Lela (played with clear-eyed commitment by Jenna Harris, herself an accomplished playwright) starts at the beginning, with her birth and childhood. She has an exceptional memory for details, but in telling recitation, she’s frequently interrupted by the male figures (all portrayed by Graham Cuthbertson) in her story as she tells it (a plot device Toronto audiences may recall from Rachel Blair’s A Man Walks Into A Bar).

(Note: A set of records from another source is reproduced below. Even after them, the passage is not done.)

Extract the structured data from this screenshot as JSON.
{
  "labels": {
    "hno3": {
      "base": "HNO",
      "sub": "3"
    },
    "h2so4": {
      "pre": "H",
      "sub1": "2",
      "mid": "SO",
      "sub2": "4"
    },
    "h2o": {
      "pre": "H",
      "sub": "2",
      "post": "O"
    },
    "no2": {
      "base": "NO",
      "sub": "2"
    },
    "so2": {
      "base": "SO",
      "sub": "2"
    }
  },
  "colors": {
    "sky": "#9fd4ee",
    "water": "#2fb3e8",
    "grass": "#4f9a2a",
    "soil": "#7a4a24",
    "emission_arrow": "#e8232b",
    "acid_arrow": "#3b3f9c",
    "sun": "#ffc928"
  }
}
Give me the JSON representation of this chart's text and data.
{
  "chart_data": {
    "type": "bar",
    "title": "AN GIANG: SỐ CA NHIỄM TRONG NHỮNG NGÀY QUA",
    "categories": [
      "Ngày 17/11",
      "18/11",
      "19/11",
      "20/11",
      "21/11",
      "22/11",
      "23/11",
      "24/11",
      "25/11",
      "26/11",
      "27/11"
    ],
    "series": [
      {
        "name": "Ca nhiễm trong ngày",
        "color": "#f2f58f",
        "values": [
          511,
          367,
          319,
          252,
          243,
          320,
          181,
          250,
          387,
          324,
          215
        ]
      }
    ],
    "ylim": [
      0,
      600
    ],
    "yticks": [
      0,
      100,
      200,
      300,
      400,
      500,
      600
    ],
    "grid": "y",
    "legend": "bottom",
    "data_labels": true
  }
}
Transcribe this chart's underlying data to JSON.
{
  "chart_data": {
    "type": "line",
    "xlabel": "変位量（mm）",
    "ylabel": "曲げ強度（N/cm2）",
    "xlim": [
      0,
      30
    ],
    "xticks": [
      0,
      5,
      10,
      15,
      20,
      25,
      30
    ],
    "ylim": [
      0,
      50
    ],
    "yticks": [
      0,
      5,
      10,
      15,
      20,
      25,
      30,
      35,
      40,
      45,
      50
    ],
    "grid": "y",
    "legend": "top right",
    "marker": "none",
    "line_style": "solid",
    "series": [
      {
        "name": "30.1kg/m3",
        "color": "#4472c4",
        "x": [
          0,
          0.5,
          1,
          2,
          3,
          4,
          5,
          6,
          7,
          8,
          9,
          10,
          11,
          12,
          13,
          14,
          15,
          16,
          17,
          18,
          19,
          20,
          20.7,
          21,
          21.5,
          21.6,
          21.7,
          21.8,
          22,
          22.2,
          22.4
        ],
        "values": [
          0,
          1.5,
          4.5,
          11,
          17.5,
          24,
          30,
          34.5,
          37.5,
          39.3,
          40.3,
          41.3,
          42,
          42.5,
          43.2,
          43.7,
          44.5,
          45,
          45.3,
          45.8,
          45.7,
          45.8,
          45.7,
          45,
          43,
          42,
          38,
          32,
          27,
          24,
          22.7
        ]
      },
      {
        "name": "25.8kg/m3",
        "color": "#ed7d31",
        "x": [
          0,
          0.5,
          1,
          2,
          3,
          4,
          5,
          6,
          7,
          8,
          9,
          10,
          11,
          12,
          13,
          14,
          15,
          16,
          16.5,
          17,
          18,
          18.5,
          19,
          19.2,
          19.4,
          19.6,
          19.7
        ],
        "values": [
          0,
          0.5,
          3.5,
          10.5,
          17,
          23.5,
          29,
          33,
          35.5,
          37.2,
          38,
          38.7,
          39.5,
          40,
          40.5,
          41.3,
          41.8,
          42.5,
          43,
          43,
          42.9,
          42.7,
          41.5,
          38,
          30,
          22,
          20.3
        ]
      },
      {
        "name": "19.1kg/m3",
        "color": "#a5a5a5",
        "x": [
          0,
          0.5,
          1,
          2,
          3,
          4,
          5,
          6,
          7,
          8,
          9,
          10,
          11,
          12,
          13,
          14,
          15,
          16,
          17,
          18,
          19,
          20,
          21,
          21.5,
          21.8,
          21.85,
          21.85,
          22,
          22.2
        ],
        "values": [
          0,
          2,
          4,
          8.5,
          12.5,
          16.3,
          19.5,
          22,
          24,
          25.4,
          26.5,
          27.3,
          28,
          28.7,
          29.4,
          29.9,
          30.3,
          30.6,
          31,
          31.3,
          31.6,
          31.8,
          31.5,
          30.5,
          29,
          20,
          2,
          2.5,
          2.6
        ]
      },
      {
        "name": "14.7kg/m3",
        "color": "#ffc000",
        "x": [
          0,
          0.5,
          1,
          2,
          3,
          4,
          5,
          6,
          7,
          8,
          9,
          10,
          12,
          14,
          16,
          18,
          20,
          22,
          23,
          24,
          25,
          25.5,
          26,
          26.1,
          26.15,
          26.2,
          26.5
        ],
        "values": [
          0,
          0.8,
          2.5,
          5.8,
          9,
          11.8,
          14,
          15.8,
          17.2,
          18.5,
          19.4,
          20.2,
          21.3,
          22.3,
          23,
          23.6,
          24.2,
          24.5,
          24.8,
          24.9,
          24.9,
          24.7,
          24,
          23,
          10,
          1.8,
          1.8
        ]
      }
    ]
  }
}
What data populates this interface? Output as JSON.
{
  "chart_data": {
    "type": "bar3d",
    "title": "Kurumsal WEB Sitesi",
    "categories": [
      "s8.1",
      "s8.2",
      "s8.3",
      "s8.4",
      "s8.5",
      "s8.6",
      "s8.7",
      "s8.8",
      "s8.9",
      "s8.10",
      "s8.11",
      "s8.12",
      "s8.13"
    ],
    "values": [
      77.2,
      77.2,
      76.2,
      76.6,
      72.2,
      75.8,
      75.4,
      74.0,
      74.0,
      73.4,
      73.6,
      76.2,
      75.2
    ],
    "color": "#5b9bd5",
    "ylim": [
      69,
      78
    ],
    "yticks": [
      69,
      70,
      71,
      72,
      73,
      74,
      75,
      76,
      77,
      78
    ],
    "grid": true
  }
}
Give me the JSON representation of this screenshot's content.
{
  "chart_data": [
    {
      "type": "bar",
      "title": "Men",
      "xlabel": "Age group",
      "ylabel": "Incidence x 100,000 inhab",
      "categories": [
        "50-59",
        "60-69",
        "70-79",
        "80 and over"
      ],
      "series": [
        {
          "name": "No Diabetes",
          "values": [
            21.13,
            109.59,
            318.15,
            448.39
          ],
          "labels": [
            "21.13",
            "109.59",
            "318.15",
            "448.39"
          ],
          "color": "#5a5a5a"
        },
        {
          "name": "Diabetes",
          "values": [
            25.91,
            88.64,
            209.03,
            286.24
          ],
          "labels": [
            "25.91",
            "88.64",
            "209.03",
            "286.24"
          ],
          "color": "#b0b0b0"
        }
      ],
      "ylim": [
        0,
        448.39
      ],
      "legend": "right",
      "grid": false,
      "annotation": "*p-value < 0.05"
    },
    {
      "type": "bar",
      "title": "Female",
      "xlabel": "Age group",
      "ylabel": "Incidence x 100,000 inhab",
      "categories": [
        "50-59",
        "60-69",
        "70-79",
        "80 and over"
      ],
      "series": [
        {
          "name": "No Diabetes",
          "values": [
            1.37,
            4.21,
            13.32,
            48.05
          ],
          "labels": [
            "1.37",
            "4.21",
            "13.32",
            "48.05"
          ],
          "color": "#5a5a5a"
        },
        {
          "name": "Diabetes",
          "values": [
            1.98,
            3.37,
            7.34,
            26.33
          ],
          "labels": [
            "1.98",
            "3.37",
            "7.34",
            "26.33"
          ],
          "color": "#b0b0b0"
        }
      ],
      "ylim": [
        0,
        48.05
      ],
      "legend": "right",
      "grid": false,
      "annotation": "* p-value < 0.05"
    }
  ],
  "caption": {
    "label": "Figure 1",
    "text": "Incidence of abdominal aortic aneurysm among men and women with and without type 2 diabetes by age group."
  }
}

As Lela comes into adulthood, she learns not to contradict these men, and her family circumstances go from restricted but safe, to isolated and threatened. Her world shrinks from her village, to an apartment, to a room. As her world contracts, the men cease interrupting her; her story no longer matters to them, as she has become property, the “product” of the play’s title. During this monologue by her “husband,” laid out in chillingly crisp detail by Cuthbertson’s most ruthless character, Lela occupies herself by scrubbing the in-the-round stage—with her bare hands. With her world reduced to a four windowless walls, cleanliness becomes one of her only ways of controlling her environment.
Lack of a trigger warning aside, Seventh Stage, director Melissa-Jane Shaw’s feminist-focused theatre company, has put a lot of thought into programming this harrowing show with Discord and Din Theatre. There are talkbacks after each performance, with representatives from organizations like White Ribbon and [free-them]; Shaw has even provided a direct phone number in the program for audience members seeking support or ideas for activist involvement.
From a comparison with the London reviews, Shaw has also done some adaption as well, situating the story in a specific war and time, and expanding Cuthbertson’s roles somewhat, including a Canadian peacekeeper as one of Lela’s “clients.” It’s an effort to drive home our complicity, and wilful blindness to the continued existence of sexual slaves even within our own borders.
There’s a “happy” ending of sorts, in which Lela, despite great hardship and loss, escapes back to her village and is welcomed back. But maybe, she suggests, that’s the comfortable lie again, the convenient one perpetrated like the others, and she hints that she now lives somewhere in the middle. The telling of her story is the only justice she has available to her, even if it’s only partly her truth.
To October 5, The Theatre Centre Incubator (1115 Queen Street West), Tuesday-Saturday, 8 p.m., Saturday-Sunday, 2 p.m., $15-$30 (Sunday PWYC matinees).